FishyFish, you can believe what you want, but that god in your book is nowhere close to merciful or forgiving. The guy in this youtube video makes my issues with it clear. If you look outside, read the newspaper, and see any sort of perfect world where theres a perfect, loving being looking out for all of us? Sorry, but that's delusion. I'm really sorry your friend is accusing you of that. That's horrible!
That video just blew my mind! It really has me thinking, thanks for sharing it.
I've always been greatly conflicted on where I stand on religion and my beliefs. In general I dislike religion. I feel it brings us farther apart rather than uniting us and is used to condemn those that do not follow your beliefs. Too much blood has been shed over religion.
When it comes to my own faith... I was baptized Catholic, a choice my parents made for me of course. When I was younger I remember going to Christian church often, but our family has never been very religious. As I grew older I distanced myself. I stopped feeling welcomed and began to question the Bible and God.
My father who claimed to be saved and "changed" by God used Christianity as a reason to be forgiven for everything bad he ever did. Including never being around for his children. He constantly used it against my brother and I, always quoting the Bible in his defense. Not only that, but one rare occasion when he actually contacted my brother, who lives in a care home suffering for paranoid schizophrenia, he said it was the devil inside him and that he should go to church. That is all.
I thought I was Spiritual, believing in souls and that all living things "go somewhere" but not really knowing where. I also believed in Ghosts. Lately though.... I question even those things.

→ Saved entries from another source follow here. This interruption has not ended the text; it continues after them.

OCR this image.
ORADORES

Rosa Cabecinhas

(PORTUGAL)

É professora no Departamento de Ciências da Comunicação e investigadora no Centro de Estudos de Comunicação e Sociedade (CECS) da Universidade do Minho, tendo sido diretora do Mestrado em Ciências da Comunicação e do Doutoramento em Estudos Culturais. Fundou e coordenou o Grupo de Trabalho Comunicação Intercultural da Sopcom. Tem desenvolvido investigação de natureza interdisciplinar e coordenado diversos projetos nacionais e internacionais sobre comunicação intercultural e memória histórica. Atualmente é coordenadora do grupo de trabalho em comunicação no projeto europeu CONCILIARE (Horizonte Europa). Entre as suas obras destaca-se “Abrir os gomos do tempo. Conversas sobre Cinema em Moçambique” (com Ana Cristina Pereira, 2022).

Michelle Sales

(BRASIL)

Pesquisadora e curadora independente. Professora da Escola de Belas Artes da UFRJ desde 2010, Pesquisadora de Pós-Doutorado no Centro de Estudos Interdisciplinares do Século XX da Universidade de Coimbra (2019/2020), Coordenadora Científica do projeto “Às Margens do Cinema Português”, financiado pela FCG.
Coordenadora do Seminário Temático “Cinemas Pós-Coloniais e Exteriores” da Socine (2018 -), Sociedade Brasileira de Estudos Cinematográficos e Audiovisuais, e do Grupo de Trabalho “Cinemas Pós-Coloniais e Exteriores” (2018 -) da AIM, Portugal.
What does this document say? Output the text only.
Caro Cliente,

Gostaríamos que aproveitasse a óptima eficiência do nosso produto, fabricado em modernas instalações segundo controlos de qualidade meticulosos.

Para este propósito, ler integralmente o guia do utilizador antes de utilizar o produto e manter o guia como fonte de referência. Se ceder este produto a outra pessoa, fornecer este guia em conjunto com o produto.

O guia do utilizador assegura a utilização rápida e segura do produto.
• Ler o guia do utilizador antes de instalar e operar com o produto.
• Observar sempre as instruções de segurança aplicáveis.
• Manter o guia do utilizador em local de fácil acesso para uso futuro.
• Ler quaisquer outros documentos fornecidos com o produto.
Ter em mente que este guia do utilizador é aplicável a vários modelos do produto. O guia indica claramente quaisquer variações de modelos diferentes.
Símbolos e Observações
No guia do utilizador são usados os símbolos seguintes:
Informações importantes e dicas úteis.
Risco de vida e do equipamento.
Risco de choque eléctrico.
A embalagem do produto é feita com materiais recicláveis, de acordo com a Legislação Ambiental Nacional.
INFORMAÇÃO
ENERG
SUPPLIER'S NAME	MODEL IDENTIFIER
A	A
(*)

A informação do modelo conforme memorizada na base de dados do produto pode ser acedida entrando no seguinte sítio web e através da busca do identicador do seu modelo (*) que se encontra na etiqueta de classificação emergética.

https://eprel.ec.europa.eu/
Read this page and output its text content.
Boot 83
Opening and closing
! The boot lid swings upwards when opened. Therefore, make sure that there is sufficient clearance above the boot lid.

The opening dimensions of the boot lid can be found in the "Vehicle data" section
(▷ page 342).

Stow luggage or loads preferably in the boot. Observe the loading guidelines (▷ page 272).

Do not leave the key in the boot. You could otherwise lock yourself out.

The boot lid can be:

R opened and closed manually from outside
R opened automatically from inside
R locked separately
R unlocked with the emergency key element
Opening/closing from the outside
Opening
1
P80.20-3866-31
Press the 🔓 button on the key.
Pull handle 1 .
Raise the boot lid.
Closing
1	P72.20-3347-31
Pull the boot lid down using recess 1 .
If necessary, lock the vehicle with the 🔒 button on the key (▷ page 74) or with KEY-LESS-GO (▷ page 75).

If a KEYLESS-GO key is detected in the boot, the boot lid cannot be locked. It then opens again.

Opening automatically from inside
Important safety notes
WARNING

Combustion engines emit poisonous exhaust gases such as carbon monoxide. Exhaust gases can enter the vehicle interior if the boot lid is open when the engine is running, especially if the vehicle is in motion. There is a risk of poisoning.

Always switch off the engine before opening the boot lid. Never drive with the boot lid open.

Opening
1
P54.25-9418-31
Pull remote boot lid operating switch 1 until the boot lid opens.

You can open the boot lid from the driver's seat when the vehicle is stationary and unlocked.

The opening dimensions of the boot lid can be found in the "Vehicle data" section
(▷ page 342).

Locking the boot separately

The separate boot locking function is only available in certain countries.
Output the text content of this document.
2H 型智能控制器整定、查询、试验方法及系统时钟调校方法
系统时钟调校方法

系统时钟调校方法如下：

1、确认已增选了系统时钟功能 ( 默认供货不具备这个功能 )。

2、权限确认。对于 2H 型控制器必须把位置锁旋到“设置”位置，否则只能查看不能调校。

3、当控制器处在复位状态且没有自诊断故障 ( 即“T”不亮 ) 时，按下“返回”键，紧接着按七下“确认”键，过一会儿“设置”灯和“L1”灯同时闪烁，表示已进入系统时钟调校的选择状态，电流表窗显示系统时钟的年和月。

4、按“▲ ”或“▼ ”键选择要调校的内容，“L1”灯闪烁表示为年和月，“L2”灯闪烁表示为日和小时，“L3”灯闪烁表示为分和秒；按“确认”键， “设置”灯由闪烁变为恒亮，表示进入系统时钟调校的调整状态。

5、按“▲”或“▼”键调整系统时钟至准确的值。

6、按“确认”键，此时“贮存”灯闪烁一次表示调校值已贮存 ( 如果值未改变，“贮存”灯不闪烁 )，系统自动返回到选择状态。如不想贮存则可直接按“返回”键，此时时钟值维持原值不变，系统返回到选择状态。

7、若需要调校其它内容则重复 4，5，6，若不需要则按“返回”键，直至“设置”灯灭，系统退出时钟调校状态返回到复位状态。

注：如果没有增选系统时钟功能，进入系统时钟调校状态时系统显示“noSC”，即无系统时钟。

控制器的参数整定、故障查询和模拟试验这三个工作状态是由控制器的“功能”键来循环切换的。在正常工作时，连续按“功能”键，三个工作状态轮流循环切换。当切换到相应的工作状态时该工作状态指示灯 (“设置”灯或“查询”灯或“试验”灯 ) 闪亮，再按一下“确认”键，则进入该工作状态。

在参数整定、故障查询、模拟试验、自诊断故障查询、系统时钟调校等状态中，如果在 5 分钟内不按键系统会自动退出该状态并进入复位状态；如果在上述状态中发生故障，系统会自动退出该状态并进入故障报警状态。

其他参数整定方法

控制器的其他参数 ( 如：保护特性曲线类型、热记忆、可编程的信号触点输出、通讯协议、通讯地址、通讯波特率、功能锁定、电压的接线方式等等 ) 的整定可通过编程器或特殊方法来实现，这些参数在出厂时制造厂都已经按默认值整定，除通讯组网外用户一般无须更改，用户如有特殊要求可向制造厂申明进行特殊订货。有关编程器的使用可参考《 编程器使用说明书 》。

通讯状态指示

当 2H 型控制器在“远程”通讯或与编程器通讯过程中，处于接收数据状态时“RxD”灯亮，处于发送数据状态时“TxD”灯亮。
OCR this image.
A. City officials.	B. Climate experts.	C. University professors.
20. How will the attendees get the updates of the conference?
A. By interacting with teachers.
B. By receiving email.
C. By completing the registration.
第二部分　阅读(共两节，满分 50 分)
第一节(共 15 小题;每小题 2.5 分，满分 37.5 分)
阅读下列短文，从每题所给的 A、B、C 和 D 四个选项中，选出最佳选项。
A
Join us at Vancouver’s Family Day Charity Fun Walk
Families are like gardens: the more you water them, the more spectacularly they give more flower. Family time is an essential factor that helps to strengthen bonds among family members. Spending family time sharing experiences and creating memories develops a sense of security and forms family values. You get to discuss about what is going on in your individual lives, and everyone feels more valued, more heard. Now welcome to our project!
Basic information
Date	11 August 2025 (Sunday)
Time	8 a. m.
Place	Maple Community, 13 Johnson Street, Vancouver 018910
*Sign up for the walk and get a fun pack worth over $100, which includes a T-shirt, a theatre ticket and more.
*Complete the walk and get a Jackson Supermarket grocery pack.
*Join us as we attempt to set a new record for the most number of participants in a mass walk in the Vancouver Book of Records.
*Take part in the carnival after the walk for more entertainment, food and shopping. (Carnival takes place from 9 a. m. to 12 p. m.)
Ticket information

The kind of God I read about does not sound like one I would want to worship. When I look at a beautiful sunset or just gaze at the sky I truly, deep down, do not believe that there is an almighty force looking down on me. I don't believe that below my feet there are souls burning in hell. They say God will not give you more than you can handle, but I call BS. People commit suicide daily, because why? Life is too much. I see people suffering and then told "God works in mysterious ways". I cannot accept that answer.
I still don't know where I stand... sometimes I find it unsettling to think that we just rot in the ground after death. Belief in life after death is a way many mentally deal with our own mortality and bare the loss of loved ones.